The official reason for the police actions is that the publications were not in compliance with rules governing the publication and sale of newspapers. In the lead-up to the crackdown, Attorney General Amos Wako invoked the provisions of a repressive media law known as the Books and Newspapers Act, which the ruling National Rainbow Coalition (NARC) had promised to scrap during campaigning in 2002. According to local journalists, Wako did not specify which part of the Act had been violated.

Information Minister Raphael Tuju has said that the police acted against newspapers operating illegally.
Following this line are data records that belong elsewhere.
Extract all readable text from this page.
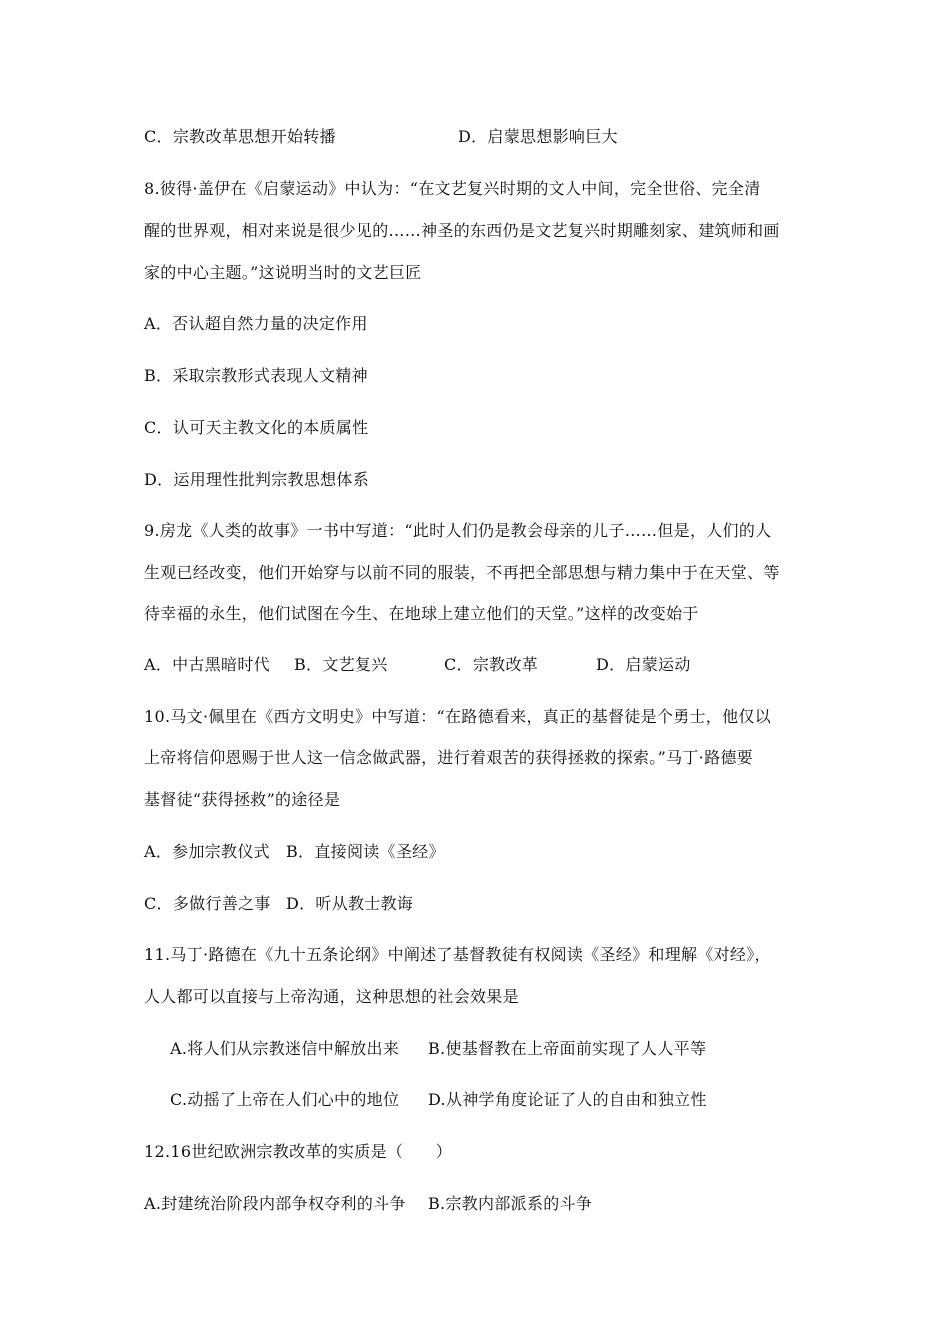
C．宗教改革思想开始转播	D．启蒙思想影响巨大
8.彼得·盖伊在《启蒙运动》中认为：“在文艺复兴时期的文人中间，完全世俗、完全清
醒的世界观，相对来说是很少见的……神圣的东西仍是文艺复兴时期雕刻家、建筑师和画
家的中心主题。”这说明当时的文艺巨匠
A．否认超自然力量的决定作用
B．采取宗教形式表现人文精神
C．认可天主教文化的本质属性
D．运用理性批判宗教思想体系
9.房龙《人类的故事》一书中写道：“此时人们仍是教会母亲的儿子……但是，人们的人
生观已经改变，他们开始穿与以前不同的服装，不再把全部思想与精力集中于在天堂、等
待幸福的永生，他们试图在今生、在地球上建立他们的天堂。”这样的改变始于
A．中古黑暗时代 B．文艺复兴	C．宗教改革	D．启蒙运动
10.马文·佩里在《西方文明史》中写道：“在路德看来，真正的基督徒是个勇士，他仅以
上帝将信仰恩赐于世人这一信念做武器，进行着艰苦的获得拯救的探索。”马丁·路德要
基督徒“获得拯救”的途径是
A．参加宗教仪式 B．直接阅读《圣经》
C．多做行善之事 D．听从教士教诲
11.马丁·路德在《九十五条论纲》中阐述了基督教徒有权阅读《圣经》和理解《对经》，
人人都可以直接与上帝沟通，这种思想的社会效果是
A.将人们从宗教迷信中解放出来 B.使基督教在上帝面前实现了人人平等
C.动摇了上帝在人们心中的地位 D.从神学角度论证了人的自由和独立性
12.16世纪欧洲宗教改革的实质是（　　）
A.封建统治阶段内部争权夺利的斗争 B.宗教内部派系的斗争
However, according to the Secretary General of the Kenya Union of Journalists, Ezekiel Mutua, at least some of the targeted publications, including The Independent, had registered and were operating in compliance with the law.

Local journalists told CPJ that they believe the confiscations and arrests were linked to the publications' content. Along with gossip surrounding celebrities and other public figures, Kenya's scandal sheets also publish critical analyses of political developments, as well as exposés of alleged misdeeds by politicians. According to local journalists, the decision to target the publications might have been provoked by recent stories about President Mwai Kibaki's home life, or by reports detailing alleged corruption by members of the government. According to news reports, the lead story from the confiscated issue of Kenya Confidential was titled "Why the Kibaki Government is Losing Popularity."

Local journalists said that the government's actions were an attempt to intimidate vendors into refusing to sell scandal sheets. According to an editorial in the independent daily Nation, the seizures constitute "a crude attempt to silence publications that print what some consider unpalatable."

On January 13, fifteen newspaper vendors in the cities of Nyeri and Mombasa were charged with selling illegal publications. According to The Nation, they were accused of selling newspapers whose first and last pages did not display the name and address of their printer or publisher.